Macro: Change at the societal level

Overview

When designing at the macro or societal level, you will be considering how interventions should lead into new policies, regulatory frameworks or market dynamics. It is at this level that it becomes critical to think through what legal, economic, governance and other structures will be necessary to support your intervention in a sustainable way. As you move into this macro level, more strategic design and system innovation expertise can help you to think about how your intervention will operate across different scales to implement systemic change. Here you can also utilise design expertise to help convene and align diverse groups together, gain deeper understanding of market intelligence, and shape strategies for scaling and sustaining your intervention.

Common outputs or deliverables

Tips and tricks

  • Consider whether your team has a solid understanding of current regulatory policies, socio-political dynamics, and economic/market trends in relation to the intervention you are seeking to design.
  • Health systems operate differently in different contexts. Consider whether you have someone on your team who has deep expertise in health systems policy and financing, as what will need to happen at the systems level to ensure sustainability through political buy-in or broader marketing and distribution of your intervention.
  • You can benefit from partnering with one or multiple key stakeholder organizations when an investment is operating at this level. You will want strong systems design expertise, but it is also critical to include a partner who has extensive experience in the settings in which your intervention will launch to ensure the design will be ‘effective’ or likely to succeed in being adopted or implemented or both.

Traps

  • Consider full range of activities like design, production, marketing and distribution that a business goes through to bring a collection into the market. Introduction can be difficult and necessitates considering the full range of activities like design, production, marketing and distribution that a business goes through to bring a “solution” into the market.
  • Designing at the macro level necessitates a certain type of strategic design expertise, and usually requires design teams with experience facilitating complex multi-stakeholder collaborations and navigating competing interests.

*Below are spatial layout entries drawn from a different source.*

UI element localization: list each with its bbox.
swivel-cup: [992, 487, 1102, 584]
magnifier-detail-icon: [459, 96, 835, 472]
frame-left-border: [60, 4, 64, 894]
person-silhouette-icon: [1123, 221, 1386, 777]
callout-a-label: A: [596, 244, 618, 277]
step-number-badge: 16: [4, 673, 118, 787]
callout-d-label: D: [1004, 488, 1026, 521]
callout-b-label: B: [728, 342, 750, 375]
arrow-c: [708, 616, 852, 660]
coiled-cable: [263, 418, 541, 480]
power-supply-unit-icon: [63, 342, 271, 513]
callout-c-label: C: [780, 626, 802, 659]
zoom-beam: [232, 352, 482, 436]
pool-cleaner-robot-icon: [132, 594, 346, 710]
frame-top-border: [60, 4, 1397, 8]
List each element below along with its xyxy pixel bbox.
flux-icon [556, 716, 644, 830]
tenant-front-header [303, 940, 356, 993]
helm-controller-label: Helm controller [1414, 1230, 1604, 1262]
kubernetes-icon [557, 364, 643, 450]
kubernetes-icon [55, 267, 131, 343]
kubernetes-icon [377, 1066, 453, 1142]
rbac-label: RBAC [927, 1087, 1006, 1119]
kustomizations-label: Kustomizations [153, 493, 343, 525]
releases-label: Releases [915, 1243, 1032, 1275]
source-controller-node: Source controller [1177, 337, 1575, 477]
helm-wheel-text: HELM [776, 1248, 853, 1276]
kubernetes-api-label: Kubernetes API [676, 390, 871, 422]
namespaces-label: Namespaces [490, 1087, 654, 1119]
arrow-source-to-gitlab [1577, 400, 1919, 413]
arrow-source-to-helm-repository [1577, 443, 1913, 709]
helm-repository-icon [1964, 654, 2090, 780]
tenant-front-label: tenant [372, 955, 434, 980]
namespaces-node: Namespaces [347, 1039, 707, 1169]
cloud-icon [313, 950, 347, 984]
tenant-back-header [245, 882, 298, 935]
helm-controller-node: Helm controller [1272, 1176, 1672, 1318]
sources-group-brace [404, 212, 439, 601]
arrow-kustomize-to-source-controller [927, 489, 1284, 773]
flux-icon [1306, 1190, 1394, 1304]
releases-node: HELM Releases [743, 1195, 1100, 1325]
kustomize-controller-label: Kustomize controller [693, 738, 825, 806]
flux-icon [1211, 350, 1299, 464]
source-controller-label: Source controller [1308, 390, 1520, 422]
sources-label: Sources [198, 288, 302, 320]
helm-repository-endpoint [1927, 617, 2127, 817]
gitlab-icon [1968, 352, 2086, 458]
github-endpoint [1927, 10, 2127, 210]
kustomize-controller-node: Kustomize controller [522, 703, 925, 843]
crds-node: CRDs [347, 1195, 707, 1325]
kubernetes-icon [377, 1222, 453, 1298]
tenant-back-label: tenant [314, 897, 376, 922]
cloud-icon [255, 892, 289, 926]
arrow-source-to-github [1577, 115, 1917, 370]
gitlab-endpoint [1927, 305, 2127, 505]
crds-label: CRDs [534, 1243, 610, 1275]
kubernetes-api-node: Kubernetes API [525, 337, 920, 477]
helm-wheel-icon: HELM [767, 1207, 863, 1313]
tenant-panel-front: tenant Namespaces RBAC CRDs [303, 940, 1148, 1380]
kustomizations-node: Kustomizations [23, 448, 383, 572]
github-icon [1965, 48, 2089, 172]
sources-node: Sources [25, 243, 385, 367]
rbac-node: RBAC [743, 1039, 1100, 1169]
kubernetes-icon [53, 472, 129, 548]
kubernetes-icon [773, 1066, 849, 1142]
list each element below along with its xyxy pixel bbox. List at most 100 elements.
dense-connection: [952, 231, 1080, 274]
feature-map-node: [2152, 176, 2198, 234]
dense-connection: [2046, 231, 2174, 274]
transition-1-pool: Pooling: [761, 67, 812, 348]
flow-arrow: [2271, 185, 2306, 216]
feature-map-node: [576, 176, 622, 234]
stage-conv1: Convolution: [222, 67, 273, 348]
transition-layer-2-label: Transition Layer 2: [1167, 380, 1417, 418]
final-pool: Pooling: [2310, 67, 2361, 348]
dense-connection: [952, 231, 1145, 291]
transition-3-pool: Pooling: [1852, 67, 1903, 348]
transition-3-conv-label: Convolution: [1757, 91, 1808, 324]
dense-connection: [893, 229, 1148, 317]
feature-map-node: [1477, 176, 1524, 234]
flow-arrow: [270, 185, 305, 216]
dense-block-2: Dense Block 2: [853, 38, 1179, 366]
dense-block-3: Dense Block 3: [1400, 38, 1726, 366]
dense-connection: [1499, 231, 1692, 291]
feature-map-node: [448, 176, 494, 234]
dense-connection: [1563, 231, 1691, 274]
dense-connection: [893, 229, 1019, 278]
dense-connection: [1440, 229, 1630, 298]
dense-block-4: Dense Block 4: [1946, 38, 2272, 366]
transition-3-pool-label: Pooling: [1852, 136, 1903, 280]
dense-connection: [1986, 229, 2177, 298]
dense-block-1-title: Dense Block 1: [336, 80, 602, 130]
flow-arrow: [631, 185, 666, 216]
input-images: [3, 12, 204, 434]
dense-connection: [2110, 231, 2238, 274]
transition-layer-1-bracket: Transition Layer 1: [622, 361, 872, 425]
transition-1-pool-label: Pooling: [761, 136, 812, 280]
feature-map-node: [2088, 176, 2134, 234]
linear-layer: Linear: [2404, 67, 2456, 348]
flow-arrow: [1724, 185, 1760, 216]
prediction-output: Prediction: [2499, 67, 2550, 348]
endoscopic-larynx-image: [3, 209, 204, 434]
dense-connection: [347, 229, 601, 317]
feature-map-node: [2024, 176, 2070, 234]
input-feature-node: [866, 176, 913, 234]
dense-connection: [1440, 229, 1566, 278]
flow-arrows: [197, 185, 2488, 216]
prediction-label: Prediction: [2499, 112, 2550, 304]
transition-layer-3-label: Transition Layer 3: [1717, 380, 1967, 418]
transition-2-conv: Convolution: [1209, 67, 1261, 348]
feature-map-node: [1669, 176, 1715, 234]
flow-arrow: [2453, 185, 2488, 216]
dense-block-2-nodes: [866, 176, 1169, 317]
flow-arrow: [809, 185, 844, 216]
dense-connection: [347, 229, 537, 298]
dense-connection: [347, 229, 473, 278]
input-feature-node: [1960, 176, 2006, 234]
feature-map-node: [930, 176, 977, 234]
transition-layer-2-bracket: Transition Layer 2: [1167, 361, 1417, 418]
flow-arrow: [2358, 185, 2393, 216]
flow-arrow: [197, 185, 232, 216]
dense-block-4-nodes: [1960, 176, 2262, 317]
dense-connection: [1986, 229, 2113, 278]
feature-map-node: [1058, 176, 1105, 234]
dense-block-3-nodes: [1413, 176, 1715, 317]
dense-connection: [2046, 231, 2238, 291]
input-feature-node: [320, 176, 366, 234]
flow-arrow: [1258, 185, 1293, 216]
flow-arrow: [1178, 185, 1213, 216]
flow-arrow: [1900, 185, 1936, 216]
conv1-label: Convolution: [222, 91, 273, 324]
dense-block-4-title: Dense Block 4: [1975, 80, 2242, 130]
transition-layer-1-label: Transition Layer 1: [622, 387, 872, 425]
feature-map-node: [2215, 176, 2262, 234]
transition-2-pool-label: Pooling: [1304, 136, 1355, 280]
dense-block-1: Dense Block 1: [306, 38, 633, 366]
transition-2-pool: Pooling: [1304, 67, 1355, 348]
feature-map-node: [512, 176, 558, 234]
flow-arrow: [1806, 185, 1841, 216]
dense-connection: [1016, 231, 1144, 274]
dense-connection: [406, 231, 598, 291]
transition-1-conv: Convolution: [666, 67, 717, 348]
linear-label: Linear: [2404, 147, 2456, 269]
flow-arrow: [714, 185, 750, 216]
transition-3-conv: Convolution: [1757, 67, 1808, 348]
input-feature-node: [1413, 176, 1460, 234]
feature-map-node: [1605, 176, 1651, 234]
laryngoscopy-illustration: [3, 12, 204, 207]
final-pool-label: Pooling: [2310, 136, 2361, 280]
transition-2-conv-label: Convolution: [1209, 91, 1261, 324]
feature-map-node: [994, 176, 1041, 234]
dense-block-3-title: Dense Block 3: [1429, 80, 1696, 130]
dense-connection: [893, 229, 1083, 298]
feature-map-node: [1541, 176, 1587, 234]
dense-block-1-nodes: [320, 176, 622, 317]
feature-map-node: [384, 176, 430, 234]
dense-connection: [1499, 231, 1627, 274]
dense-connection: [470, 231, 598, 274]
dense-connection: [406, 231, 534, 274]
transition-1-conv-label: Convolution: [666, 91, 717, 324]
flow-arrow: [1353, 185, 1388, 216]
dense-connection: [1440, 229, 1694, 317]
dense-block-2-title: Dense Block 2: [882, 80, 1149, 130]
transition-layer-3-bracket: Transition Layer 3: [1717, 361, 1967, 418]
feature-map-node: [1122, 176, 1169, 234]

Questions for potential partners

  • Can you tell me about an experience where you or one of your partners has worked on an intervention that was successfully adopted/implemented?
  • Not every intervention is successful. What have you learned about sustainability of designed solutions from projects where you did not succeed in ensuring adoption/implementation?
  • Change at a macro level takes quite a bit of buy-in from key stakeholders. Who do you see as the most critical stakeholders in this work and how will you engage them?
  • Can you share with me a bit about how you incorporate regulatory, policy or market intelligence in to your process? For example, how do you engage with and thoroughly understand local markets and actors, such as Ministries of Health, medical associations, key opinion leaders, and other local stakeholders over time?